In the FIU Receipt Report 2015, Quintana Roo ranked No. 4 in the national ranking where reports of unusual transactions (ROI’s) were received, with money laundering estimated to be 10 issues per 10 thousand inhabitants, ranking only behind Mexico City, Sinaloa and Baja California, where they reported 25, 19, and 13 ROI’s respectively.
During his participation in a training program of the Mexican Association of Real Estate Professionals (AMPI), Merino Téllez indicated that “tourist areas are highly sought after, many of the people who have laundered assets invest in places like Cancun, Tulum, Playa del Carmen.”
‘Paradise of evasion’
In 2012, Simón Pablo Herrera Bazán, doctor in Criminal Sciences and Criminal Policy and doctor in Public Administration, not only reported that one of the economic activities that contributed resources of illicit origin to the national Gross Domestic Product (GDP) was investment, but many of them were made in places like Quintana Roo, which he described as a “paradise of evasion.”

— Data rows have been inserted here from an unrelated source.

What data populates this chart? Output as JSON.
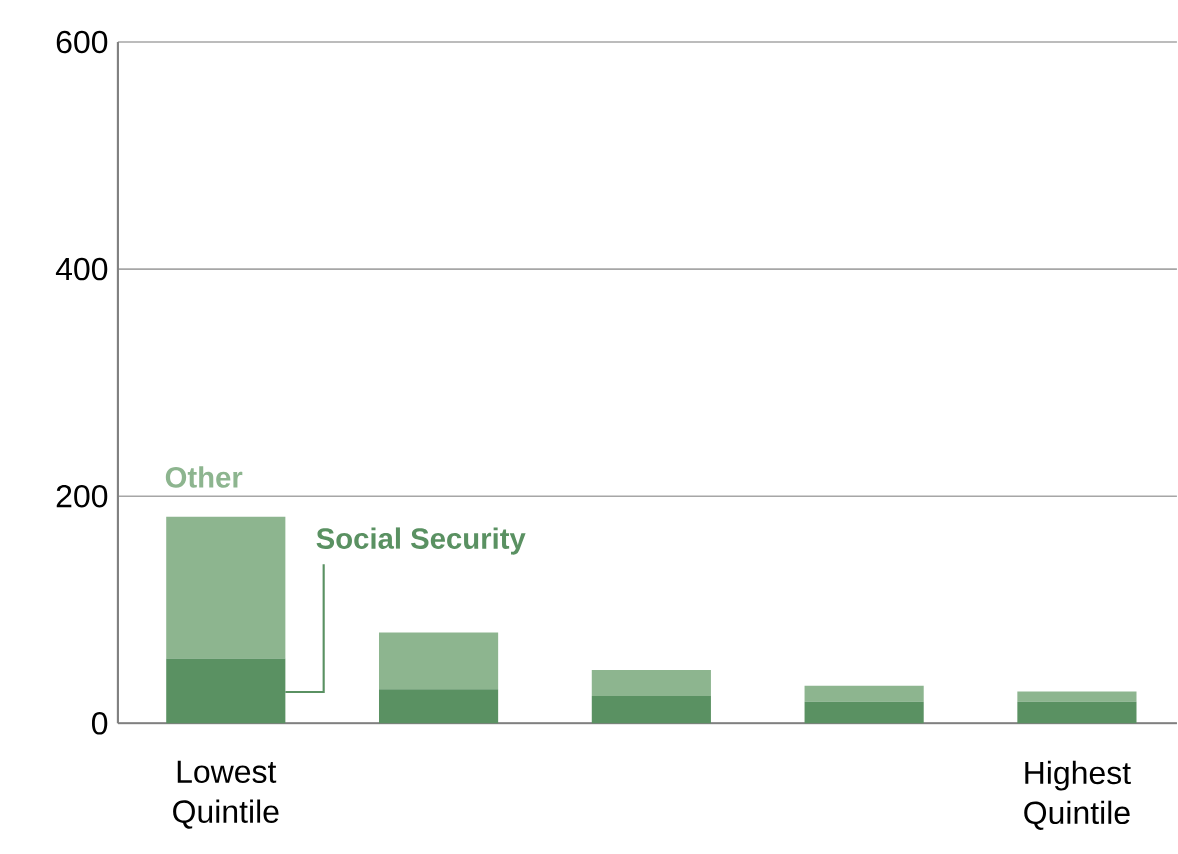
{
  "chart_data": {
    "type": "bar",
    "stacked": true,
    "categories": [
      "Lowest Quintile",
      null,
      null,
      null,
      "Highest Quintile"
    ],
    "series": [
      {
        "name": "Social Security",
        "color": "#5a9162",
        "values": [
          57,
          30,
          24,
          19,
          19
        ]
      },
      {
        "name": "Other",
        "color": "#8db58f",
        "values": [
          125,
          50,
          23,
          14,
          9
        ]
      }
    ],
    "ylim": [
      0,
      600
    ],
    "yticks": [
      0,
      200,
      400,
      600
    ],
    "grid": "y"
  }
}
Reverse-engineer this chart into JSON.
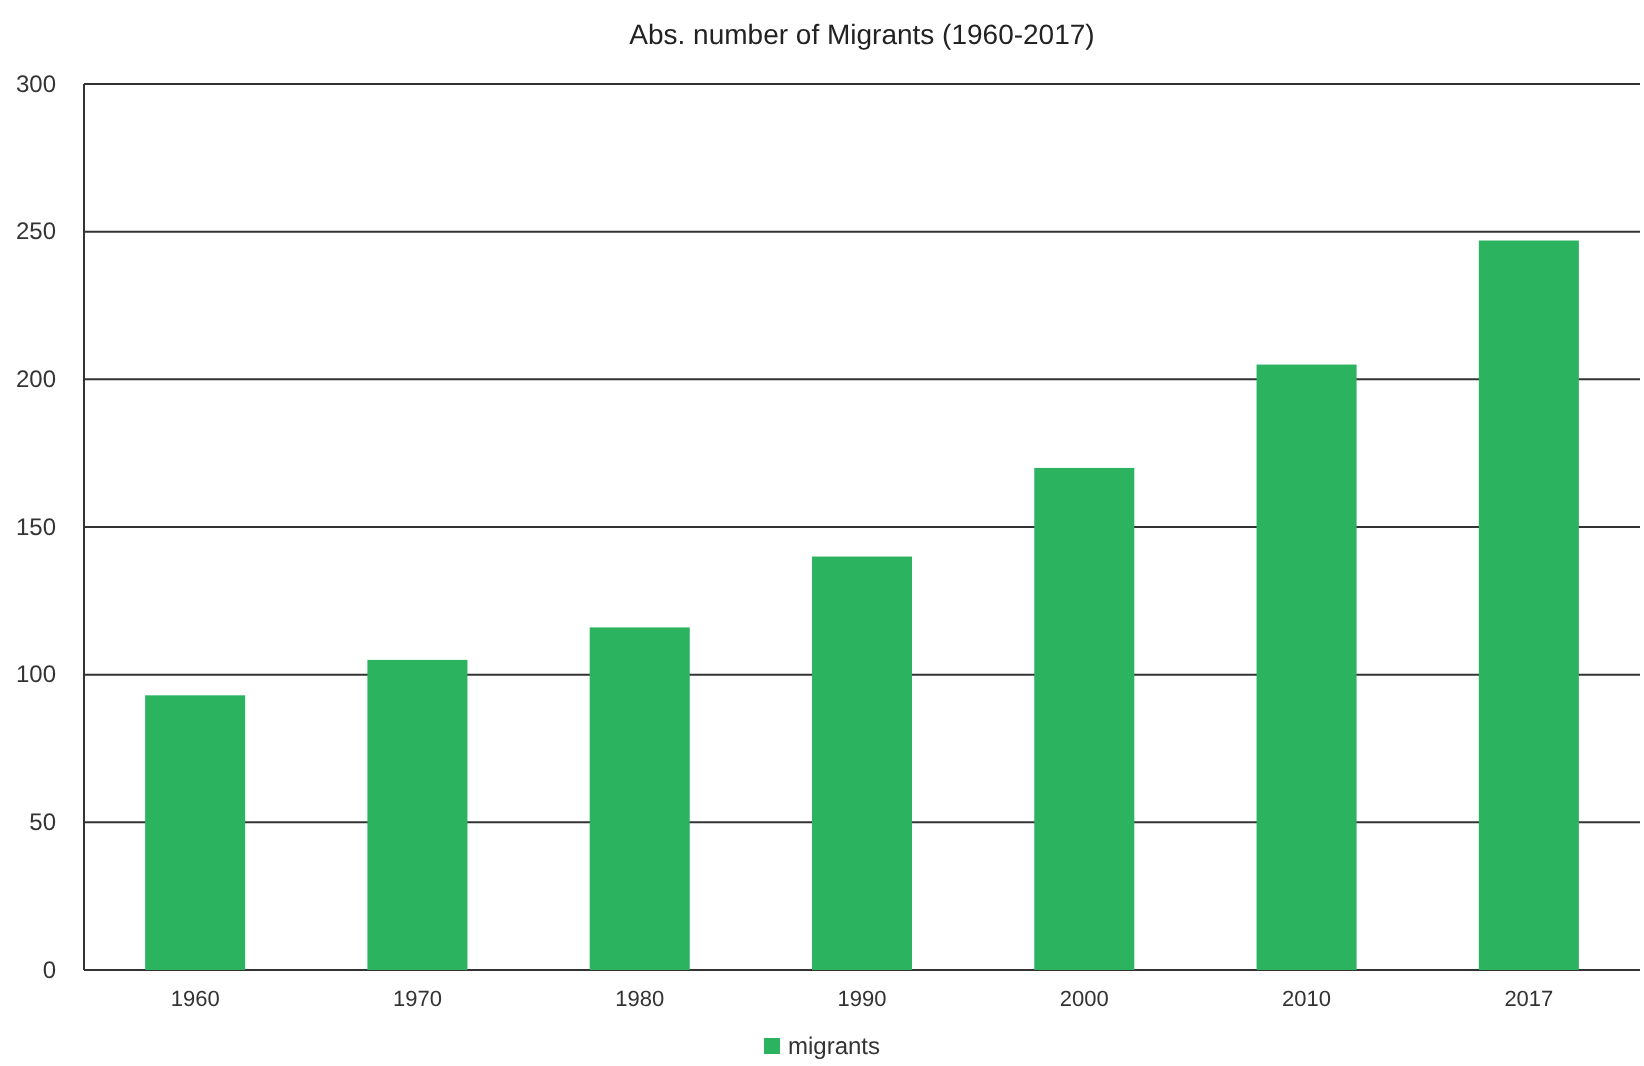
{
  "chart_data": {
    "type": "bar",
    "title": "Abs. number of Migrants (1960-2017)",
    "categories": [
      "1960",
      "1970",
      "1980",
      "1990",
      "2000",
      "2010",
      "2017"
    ],
    "series": [
      {
        "name": "migrants",
        "color": "#2bb35f",
        "values": [
          93,
          105,
          116,
          140,
          170,
          205,
          247
        ]
      }
    ],
    "ylim": [
      0,
      300
    ],
    "yticks": [
      0,
      50,
      100,
      150,
      200,
      250,
      300
    ],
    "grid": "y",
    "legend": "bottom"
  }
}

However, in practice, considered David Enrique Merino, it is difficult to know the magnitude of transactions to launder money.
The Mexican Caribbean “is a region where operations of this type have been detected. There is a high incidence of laundering transactions. The resources that are generated from illicit activities are invested, in Quintana Roo there have been cases but there are not many, because there is a process through which you have to prove that it is illicit money,” he said.
What is detected is the way of operating: companies are created without assets but they move in the immediacy of finance from other equally ghost companies, and in those transactions the money is diluted until the last company performs the purchase operation.
While Quintana Roo is ranked number four in ROI per capita in 2015, on the basis of net counting of the number of such reports by the FIU, the state does not appear in the top ten. In that year number 10 was occupied by Tamaulipas with 5,004, and in first place was Mexico City with 39,463.